Un canon sin Nino García, sería irremediablemente un canon coherente e


incompleto. Sin embargo, uno que lo incluyese estaría irremediablemente
destinado a experimentar los efectos progresivos de esa ausencia que reclama más
y más fuertemente aquello ya perdido, el vértigo por la distancia que disloca. No
hay coleccionismo que abarque a García, porque él y su música son el fragmento
que ilumina la hebra roja del tapiz no desde su esplendor, sino desde la injusticia
de su actual olvido.

V.

Nino García interpreta Espejismo junto a Casablanca. Un teclado dibuja un


arpegio descendente que va siendo devorado sinuosamente por la armonía sutil de
los sintetizadores. Los fotogramas están plagados de una fatamorgana que
convierte al tiempo en un río innavegable y de aguas ardientes que no pueden
trasladar siquiera al recuerdo. «Esperando al tren en que no vendrás», canta Nino,
y un solo de saxo surca una modulación que retrotrae la canción a mi bemol menor
nuevamente.
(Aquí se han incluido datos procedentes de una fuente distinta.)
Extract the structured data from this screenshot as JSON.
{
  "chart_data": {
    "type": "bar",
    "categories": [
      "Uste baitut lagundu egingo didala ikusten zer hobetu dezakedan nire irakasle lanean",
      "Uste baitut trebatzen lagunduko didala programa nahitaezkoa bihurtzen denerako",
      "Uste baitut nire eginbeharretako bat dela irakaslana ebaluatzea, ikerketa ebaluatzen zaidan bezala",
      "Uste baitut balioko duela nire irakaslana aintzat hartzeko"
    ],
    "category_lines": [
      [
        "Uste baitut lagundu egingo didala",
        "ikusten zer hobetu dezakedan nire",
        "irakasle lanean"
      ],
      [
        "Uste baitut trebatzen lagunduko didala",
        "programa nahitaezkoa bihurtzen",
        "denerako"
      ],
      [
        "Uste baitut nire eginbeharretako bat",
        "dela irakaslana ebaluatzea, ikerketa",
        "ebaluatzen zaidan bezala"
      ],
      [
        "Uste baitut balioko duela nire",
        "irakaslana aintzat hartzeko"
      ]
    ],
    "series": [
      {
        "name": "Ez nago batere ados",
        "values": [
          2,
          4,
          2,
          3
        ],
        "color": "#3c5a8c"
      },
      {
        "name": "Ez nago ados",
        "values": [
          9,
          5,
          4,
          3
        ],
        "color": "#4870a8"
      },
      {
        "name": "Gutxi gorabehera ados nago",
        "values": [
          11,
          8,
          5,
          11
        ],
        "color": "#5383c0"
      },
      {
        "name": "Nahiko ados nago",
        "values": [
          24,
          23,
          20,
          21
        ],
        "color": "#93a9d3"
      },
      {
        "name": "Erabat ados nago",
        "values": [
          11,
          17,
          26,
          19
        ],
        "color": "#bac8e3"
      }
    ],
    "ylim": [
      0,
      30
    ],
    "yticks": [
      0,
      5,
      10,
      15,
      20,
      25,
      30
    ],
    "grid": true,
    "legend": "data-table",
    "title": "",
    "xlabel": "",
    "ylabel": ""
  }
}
La estación Leyda, devorada por el fuego en 1984, será clausurada
prontamente. Con ella será también exterminado el círculo de las sombras que
investían de preminencia el extemporáneo tramo conducente a Cartagena. El
sonido se inflama como botellas nacidas al calor de las arenas y el rostro de García
se funde, incierto, con el resto de los espejismos. Una película argéntea reviste el
sonido que nace y muere junto a García; hay formas especulares y tretas de lo
visible que se reflejan de manera abominable y encantadora luego de oírlo. Parece
que no hay tiempo para los fantasmas, parece que no hay nuevos viajes a
Cartagena, parece que ya no habrá instancia para ripostar en Leyda. Una boleta –
por cierto fantasmagórica– de la Sociedad de Derechos de Autor acusa un saldo
negativo en la cuenta de García. El desfalco económico es absoluto. «Lo que pudo
ser / ya nunca será / donde pude estar / no estaré jamás». Un silbido, con acento,
sin sordina, un desgarro de viento. Es Pedro Aguirre Cerda y es 2 de febrero de
1998. Ultimado por el olvido, dirá María Eugenia Zúñiga; suicidio, indicará la
prensa. En un lugar de Leyda, en otra forma, tal vez.